Erase una vez dos hermanitos que se querían mucho y acostumbraban jugar juntos a la orilla de un manantial. Pero quiso la mala suerte que un día, mientras estaban jugando, cayeron a las aguas de la lagunilla hasta lo más profundo, donde vivía una ondina malvada que apenas los vio, los quiso convertir en sus sirvientes.
—¡Ahora sí que los he cogido! —exclamó— De ahora en adelante, tendrán que trabajar para mí y hacer todo lo que yo les diga. ¡Y pobres de ustedes si se intentan escapar!
Por más que buscaron una salida que les permitiera escapar del manantial, los hermanitos no la encontraron. Y así, la ondina los puso a trabajar hasta el cansancio.
A la niña la obligó a hilar un ovillo de lino, tan enredado y tan sucio, que era casi imposible tejerlo sin que la rueca se atascara. Luego hizo que vertiera agua en un barril que no tenía fondo y ella lloraba, porque los brazos le dolían y aquella cosa nunca se llenaba.
Al niño le dio un hacha defectuosa y le dijo que sacara madera de un árbol, una tarea que le llevaba horas enteras. Los dos eran muy infelices.
Para comer, lo único que tenían eran unas albóndigas rancias, tan duras que parecían piedra. Mientras tanto la ondina se deleitaba comiendo pan fresco y calientito, y una carne suave que a ellos les hacía agua la boca. ¡Cuánto extrañaban su casa!
Un domingo, la ondina salió como de costumbre a escuchar misa en la iglesia y ellos aprovecharon para poderse escapar.
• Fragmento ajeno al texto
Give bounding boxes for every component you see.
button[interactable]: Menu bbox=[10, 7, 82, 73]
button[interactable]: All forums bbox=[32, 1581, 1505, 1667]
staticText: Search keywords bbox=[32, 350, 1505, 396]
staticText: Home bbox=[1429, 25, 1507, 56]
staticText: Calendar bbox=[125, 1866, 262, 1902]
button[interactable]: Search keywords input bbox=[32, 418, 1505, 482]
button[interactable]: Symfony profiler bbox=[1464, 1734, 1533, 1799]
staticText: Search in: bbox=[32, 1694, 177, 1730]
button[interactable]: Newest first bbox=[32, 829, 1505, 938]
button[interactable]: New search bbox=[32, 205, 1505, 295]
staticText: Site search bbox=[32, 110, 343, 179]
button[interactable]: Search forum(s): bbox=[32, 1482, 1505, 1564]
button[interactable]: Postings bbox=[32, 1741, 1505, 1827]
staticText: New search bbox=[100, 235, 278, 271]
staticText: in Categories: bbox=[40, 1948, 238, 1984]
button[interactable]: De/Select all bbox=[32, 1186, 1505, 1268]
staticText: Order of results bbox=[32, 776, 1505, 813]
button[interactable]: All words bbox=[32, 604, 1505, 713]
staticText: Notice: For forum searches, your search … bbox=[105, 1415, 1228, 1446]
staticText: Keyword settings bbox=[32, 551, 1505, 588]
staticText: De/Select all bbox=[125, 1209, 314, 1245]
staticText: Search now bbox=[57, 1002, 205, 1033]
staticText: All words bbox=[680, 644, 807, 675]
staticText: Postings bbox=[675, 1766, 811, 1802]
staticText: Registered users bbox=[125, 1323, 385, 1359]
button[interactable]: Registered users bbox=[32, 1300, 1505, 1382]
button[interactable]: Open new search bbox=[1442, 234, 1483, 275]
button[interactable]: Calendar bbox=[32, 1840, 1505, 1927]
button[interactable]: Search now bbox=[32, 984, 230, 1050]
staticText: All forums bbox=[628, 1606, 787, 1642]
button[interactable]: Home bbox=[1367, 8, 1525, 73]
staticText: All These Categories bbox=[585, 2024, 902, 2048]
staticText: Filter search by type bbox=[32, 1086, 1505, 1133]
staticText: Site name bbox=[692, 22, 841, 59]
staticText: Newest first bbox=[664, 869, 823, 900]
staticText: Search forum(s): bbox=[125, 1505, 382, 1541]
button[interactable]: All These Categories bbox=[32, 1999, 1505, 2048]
Cuando la malvada regresó y se dio cuenta de que se habían ido, fue a toda velocidad tras ellos, esperando atraparlos por el sendero. Los niños la vieron a lo lejos y entonces la hermana dejó caer un cepillo, que se transformó en una montaña llena de púas.
Pero la ondina consiguió trepar por ellas, con gran esfuerzo.
El niño entonces dejó tras de él peine, que se convirtió al instante en una enorme sierra con dientes afilados. Pero la ondina también atravesó a través de ellos, exhausta y enfadada.
Al final, la niña tiró al suelo un espejo que se volvió un monte enorme y tan liso, que era imposible trepar por él.
—Voy a volver a mi casa por un hacha con la que romper el cristal —se dijo la ondina— y entonces la montaña dejará de ser un obstáculo.
Y así lo hizo.
Sin embargo, como se demorara demasiado en ir por el hacha, cuando el monte se desvaneció se dio cuenta de que los niños le llevaban ya mucha ventaja. Seguramente a esas alturas estarían de nuevo con sus padres y no serviría de nada ir tras ellos.
Malhumorada, la ondina volvió a su manantial, en donde se quedaría esperando a que algún otro incauto cayera para hacer de él su esclavo. Los hermanitos ya no por supuesto, pues tras aprender la lección jamás volvieron a jugar por ahí.
Y así es como termina este bonito cuento infantil.